Sarap e Faiza sono solo due delle donne protagoniste del toccante documentario Daughters of the sun del regista kurdo-olandese Reber Dosky, presentato nella sezione Habitat del 64° Festival dei popoli.
Le due giovani sono mediatrici di una narrazione sofferta. Fanno parte della comunità religiosa degli Yazidi, che popola il Sinjar, una provincia nel sud del Kurdistan attaccata dall’Isis nel 2014. Le donne della comunità vennero separate dai loro cari, vendute come schiave, violentate e uccise. Quelle sopravvissute con l’aiuto dell’attore teatrale Hussein regalano allo spettatore un racconto testimoniale collettivo, attraverso la condivisione delle stesse traumatiche esperienze di prigionia. Insieme allestiscono in Daughters of the Sun un tendone nero all’interno del quale si terranno i momenti di confronto, un limbo dove poter liberarsi del buio per tornare alla luce.

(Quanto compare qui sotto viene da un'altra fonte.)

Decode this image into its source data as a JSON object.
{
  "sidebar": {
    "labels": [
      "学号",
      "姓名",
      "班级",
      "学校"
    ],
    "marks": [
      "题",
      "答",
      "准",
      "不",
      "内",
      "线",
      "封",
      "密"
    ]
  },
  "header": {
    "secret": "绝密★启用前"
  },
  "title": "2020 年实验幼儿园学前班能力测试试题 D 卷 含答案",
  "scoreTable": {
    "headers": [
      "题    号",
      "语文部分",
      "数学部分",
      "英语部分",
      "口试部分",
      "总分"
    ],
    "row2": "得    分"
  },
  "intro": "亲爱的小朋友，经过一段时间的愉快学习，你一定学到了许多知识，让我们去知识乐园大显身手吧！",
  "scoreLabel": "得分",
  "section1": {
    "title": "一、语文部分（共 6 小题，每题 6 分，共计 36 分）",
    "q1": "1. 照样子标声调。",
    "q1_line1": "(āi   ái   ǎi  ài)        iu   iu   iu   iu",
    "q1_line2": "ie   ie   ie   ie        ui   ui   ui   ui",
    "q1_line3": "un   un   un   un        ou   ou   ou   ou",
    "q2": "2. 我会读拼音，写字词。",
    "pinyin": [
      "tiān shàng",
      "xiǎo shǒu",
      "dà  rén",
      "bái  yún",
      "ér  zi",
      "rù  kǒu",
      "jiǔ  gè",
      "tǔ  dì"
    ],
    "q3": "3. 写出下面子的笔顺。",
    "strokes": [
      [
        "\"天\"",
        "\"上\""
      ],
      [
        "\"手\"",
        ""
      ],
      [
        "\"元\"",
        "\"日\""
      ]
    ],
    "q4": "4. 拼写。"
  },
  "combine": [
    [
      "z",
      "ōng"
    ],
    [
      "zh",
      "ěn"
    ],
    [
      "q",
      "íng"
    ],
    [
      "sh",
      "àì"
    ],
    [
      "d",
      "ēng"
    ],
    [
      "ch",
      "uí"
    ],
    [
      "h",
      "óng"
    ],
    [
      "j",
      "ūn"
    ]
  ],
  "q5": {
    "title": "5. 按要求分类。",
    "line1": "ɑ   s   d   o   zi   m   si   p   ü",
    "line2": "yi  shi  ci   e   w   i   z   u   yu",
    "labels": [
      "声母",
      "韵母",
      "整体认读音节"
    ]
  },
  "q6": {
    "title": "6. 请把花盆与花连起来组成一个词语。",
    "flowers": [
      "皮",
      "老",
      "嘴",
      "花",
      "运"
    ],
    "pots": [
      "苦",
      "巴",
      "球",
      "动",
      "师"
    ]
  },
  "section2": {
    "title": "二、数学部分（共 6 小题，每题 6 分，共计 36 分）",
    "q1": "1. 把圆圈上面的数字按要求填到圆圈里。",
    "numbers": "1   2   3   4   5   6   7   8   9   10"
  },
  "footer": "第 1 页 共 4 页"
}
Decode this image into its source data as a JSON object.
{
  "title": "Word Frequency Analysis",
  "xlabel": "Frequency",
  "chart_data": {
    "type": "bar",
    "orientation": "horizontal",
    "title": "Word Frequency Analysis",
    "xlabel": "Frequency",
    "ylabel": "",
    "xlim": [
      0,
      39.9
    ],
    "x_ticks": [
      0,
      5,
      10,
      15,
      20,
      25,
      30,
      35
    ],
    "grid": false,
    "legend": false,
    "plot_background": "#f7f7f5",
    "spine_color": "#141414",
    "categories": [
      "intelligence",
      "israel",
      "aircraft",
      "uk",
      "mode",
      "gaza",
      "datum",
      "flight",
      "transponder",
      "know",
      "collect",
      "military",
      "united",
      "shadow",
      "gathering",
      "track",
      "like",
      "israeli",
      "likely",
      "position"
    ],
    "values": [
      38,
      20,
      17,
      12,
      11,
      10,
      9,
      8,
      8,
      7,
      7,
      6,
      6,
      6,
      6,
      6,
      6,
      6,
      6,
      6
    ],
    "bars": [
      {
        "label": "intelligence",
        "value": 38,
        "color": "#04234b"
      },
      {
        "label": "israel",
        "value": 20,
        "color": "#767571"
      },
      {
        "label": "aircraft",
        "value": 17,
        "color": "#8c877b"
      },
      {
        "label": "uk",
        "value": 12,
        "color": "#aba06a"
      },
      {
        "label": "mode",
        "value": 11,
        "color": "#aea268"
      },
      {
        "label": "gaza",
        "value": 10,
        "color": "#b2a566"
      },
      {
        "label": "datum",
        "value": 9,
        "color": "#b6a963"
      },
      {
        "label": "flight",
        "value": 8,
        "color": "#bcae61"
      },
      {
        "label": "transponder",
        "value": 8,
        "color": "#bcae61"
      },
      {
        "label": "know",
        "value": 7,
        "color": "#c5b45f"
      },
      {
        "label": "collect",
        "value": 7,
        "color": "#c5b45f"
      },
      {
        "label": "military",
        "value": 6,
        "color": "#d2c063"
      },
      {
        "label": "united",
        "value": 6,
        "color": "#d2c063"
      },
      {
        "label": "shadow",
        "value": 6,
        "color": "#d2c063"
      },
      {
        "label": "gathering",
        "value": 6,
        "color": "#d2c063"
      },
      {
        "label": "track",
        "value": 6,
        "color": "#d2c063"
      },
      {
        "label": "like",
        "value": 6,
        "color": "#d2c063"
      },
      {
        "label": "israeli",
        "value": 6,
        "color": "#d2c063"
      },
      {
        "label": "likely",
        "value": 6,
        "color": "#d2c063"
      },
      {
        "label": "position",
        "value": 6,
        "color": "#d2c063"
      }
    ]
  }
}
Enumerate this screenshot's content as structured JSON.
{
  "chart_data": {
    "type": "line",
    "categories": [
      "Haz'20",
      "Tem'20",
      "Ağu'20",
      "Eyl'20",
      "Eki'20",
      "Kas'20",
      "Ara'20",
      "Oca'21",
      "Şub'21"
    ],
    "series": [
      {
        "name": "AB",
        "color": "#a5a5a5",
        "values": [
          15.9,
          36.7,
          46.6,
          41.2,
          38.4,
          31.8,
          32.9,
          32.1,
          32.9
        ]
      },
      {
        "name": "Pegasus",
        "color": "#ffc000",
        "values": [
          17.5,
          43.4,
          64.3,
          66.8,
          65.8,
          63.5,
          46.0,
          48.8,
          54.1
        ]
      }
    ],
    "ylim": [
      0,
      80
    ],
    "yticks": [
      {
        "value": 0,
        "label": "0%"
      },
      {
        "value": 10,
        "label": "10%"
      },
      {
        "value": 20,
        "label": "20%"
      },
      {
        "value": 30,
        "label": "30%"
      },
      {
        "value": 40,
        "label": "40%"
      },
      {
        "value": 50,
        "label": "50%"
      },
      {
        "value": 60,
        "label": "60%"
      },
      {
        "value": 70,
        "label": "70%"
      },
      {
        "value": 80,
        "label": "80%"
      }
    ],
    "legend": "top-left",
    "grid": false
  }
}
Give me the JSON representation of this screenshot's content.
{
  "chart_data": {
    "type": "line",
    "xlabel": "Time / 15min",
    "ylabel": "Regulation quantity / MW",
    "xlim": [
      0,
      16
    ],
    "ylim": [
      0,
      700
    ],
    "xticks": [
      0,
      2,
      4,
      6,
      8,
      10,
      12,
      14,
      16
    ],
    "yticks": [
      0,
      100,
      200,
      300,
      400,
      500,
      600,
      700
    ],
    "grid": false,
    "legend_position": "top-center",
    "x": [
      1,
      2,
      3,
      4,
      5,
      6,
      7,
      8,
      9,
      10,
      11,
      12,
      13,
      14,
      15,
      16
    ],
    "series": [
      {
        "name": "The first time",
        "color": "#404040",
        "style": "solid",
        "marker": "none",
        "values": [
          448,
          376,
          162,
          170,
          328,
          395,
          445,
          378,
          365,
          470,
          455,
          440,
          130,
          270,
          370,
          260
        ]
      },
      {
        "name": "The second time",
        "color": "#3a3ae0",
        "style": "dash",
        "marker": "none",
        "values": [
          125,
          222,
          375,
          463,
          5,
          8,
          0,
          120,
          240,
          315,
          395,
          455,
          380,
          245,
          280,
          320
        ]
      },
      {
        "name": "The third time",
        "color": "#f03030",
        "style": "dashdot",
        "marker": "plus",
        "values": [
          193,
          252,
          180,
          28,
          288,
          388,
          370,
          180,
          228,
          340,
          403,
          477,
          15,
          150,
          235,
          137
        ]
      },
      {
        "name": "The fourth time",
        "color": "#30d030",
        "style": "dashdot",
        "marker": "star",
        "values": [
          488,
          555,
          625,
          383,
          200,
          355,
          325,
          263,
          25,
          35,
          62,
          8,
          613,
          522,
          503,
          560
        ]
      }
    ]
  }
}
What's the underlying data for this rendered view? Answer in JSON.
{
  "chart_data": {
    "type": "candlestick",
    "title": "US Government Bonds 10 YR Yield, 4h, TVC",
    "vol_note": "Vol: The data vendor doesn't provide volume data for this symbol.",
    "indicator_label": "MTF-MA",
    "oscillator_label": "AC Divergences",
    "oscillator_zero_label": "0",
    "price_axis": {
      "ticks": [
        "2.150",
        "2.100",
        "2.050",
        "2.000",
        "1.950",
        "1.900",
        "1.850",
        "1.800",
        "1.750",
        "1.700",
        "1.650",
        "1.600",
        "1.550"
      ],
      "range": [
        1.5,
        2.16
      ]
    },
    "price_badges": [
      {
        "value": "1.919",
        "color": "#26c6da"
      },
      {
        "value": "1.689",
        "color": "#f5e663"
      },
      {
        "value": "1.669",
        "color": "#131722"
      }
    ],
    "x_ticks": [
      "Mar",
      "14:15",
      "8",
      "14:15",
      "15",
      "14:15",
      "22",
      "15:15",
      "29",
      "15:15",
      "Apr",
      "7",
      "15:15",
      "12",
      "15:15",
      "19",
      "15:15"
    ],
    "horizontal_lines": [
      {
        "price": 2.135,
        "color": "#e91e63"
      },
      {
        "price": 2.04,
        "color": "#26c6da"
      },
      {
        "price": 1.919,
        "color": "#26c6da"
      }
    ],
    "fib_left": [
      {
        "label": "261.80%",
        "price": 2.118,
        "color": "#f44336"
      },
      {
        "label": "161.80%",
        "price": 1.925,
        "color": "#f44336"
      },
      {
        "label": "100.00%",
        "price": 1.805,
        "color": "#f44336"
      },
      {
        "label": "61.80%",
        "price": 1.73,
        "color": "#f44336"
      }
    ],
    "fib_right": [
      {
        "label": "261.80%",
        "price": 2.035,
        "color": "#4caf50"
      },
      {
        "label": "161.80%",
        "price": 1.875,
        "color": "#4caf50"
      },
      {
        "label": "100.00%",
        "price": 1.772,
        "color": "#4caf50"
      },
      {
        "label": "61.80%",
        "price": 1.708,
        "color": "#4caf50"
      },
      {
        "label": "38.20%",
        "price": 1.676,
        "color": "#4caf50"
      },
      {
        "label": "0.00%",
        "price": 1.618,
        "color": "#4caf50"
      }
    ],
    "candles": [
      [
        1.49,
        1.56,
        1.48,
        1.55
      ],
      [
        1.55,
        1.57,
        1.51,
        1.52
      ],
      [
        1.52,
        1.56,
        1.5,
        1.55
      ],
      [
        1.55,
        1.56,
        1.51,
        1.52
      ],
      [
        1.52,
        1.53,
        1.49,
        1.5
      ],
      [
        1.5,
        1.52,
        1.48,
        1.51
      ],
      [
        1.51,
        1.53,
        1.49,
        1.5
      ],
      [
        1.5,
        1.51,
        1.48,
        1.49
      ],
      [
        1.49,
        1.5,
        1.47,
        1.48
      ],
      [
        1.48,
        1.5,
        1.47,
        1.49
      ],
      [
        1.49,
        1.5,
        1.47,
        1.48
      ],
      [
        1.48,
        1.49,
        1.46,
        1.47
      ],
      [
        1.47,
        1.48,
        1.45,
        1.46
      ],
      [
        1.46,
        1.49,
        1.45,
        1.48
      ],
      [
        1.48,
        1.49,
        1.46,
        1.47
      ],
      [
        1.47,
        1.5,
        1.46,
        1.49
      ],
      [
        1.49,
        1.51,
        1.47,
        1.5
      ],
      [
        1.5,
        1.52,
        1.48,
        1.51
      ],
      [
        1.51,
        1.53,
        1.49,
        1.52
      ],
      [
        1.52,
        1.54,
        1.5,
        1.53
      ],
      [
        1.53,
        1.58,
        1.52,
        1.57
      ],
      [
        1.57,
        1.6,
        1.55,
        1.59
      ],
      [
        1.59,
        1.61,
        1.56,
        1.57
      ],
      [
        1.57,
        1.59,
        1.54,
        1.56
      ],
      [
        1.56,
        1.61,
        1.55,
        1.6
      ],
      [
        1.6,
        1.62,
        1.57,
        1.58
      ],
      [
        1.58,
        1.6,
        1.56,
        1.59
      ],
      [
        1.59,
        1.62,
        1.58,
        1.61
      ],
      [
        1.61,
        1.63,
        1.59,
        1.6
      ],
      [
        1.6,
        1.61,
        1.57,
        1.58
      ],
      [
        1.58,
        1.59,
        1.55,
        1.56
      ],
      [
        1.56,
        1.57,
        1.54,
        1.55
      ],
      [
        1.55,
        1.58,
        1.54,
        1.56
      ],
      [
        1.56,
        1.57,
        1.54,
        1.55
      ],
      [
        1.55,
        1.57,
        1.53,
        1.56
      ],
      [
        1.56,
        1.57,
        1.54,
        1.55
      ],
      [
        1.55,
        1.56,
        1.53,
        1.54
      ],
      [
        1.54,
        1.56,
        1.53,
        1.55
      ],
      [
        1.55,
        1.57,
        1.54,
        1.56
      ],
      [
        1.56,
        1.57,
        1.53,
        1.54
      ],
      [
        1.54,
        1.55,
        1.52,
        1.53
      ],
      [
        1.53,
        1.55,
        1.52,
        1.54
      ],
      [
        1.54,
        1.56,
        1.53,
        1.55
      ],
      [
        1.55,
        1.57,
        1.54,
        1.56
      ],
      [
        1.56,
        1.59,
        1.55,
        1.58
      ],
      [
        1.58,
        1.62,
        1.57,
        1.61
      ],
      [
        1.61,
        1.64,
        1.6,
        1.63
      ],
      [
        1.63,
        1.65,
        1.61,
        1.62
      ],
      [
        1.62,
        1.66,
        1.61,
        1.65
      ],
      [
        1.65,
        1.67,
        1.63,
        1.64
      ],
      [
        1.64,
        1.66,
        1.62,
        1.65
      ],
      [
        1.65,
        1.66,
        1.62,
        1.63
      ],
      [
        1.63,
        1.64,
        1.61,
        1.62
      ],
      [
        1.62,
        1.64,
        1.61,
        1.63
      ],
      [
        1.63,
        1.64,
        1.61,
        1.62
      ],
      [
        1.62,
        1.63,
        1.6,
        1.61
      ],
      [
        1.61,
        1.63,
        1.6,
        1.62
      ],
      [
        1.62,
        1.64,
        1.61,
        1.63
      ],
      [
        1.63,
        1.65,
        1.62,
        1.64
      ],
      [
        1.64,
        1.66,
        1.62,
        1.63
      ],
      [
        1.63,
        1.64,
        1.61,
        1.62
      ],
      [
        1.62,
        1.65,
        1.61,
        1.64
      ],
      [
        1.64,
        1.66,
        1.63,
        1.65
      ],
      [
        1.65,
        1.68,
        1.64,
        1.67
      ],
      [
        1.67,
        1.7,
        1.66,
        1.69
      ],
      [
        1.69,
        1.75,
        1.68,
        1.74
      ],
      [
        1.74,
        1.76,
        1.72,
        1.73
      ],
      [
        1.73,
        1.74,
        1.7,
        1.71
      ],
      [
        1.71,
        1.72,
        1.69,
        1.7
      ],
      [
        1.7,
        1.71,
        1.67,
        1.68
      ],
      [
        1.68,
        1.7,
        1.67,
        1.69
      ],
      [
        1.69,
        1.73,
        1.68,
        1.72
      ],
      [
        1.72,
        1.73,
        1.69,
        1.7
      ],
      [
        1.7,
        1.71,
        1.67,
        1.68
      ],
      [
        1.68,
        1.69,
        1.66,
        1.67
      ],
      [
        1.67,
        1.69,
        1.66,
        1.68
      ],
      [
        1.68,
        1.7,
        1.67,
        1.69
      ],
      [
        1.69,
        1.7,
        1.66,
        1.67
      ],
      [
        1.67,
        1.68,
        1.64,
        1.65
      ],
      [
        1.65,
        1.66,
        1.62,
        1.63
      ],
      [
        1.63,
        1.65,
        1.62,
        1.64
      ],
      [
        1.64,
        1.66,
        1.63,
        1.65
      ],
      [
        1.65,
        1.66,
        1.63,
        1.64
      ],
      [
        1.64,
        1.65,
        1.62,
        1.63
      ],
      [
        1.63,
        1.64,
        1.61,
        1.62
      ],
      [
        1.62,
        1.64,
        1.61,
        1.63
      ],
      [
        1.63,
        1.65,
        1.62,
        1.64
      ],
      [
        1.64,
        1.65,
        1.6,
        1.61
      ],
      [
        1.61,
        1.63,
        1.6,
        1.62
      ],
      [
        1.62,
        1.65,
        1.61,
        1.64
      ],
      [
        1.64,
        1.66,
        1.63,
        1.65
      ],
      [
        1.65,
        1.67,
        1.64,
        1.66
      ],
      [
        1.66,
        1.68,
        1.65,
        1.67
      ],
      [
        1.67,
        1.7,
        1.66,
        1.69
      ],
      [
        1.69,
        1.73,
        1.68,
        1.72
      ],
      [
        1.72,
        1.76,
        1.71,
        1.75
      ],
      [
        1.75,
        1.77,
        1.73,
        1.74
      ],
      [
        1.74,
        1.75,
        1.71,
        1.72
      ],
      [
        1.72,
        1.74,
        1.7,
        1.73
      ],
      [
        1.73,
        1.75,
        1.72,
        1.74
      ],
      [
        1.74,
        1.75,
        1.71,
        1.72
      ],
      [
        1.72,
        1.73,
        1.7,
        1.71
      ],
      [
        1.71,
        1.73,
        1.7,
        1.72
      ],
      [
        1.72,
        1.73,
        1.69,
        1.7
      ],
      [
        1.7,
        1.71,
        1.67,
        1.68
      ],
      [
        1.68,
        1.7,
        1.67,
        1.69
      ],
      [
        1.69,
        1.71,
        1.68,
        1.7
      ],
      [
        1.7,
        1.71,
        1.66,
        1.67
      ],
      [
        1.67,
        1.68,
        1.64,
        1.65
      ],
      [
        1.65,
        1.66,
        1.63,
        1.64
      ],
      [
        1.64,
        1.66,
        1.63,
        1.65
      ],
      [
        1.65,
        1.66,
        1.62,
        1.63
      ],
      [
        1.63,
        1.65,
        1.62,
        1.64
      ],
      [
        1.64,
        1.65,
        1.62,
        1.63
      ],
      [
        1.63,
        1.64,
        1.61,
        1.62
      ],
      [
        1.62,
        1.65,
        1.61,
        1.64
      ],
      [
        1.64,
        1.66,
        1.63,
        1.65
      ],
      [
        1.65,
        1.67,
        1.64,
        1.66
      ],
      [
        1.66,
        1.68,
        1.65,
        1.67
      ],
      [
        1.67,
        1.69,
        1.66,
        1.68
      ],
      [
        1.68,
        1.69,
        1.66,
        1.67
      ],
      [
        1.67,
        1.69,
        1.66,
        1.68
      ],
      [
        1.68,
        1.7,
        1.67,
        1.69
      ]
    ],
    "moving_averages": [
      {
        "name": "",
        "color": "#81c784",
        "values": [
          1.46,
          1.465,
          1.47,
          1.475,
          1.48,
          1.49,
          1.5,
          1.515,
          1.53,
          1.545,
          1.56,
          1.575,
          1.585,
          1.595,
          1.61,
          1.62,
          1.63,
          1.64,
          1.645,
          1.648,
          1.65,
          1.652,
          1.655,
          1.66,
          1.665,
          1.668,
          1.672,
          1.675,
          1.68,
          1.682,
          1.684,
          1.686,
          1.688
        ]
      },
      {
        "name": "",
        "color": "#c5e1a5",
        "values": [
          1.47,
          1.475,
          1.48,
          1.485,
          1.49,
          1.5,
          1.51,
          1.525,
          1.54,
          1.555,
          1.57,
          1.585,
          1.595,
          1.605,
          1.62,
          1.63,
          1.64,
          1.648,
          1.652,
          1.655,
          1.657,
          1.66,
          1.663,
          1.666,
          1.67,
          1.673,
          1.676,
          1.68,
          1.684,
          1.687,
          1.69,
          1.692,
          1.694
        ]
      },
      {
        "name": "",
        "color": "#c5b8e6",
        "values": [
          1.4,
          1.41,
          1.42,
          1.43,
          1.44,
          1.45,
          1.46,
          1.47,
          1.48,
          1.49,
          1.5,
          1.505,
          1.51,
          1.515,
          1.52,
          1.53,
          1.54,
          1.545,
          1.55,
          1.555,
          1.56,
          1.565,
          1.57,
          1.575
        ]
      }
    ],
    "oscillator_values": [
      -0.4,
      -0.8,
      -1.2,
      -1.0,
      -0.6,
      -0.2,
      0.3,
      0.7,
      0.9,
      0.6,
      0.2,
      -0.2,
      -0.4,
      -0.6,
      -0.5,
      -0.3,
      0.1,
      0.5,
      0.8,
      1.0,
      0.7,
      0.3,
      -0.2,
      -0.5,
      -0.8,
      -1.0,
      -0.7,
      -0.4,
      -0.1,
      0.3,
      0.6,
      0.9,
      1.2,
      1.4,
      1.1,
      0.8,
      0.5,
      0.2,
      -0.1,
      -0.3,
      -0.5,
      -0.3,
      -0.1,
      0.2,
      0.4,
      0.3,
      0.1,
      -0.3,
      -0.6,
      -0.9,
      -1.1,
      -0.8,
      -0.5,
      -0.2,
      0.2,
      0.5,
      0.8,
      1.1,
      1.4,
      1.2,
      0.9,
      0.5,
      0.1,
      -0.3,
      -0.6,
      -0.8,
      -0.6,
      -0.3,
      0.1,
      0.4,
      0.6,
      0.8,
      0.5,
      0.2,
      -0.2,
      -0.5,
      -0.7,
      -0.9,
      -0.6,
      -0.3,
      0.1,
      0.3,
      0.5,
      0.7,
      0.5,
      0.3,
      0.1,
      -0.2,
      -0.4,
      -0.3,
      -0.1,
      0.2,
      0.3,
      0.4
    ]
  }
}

Daughters of the sun: un racconto di luci e ombre
Il regista sembra partire da un detto Yazidi nel dare forma a un contenuto così sensibile. Il detto secondo cui il sole sorge solo dopo che la donna si alza: senza la donna non c’è luce.
L’inquadratura incornicia i volti delle protagoniste con l’alone di un lume di candela, e tutt’intorno il buio. L’oscurità è quella reale vissuta durante la prigionia, in cui non era possibile vedere la luce. Un’oscurità che torna inattesa in un negozio quando salta la corrente.
Più volte in Daughters of the Sun si ritrova l’immagine del fuoco. Ci sono le fiamme usate in un rito di rinascita, l’incendio sul tendone scuro, custode di un dolore impossibile da dimenticare del tutto.
La violenza invisibile sullo schermo si esprime solo attraverso la parola. Vengono usate anche immagini concrete come quella della cornice vuota in una casa devastata da un bombardamento, o il sangue di un animale ucciso fuori campo che si espande lentamente sul pavimento.
Questa è la storia di ragazze che erano ancora bambine, di bambine che non conoscono altro profumo se non quello delle loro madri, la storia di sorelle, di madri e figlie divise, la storia di ragazze che ora fanno da madri ai loro fratelli, la storia del 74° genocidio perpetrato nel nostro tempo a opera dell’IS.
Durante le numerose sessioni di dialogo tenute da Hussein, le singole voci frammentate delle figlie del sole danno vita a un’unica testimonianza grazie all’uso sapiente del montaggio che alterna piani d’ascolto a primi piani delle oratrici. L’obiettivo della macchina da presa non ci risparmia i momenti di trasporto in cui l’emozione irrompe e la ragione del racconto è sopraffatta. All’infuori di pochi esterni chiari del villaggio di Sinjar, lo spettatore condivide lo stesso spazio buio delle sei narratrici di Daughters of the Sun e segue commosso il loro cammino verso la luce passo dopo passo.
Il festival dei popoli si concluderà il 12 Novembre.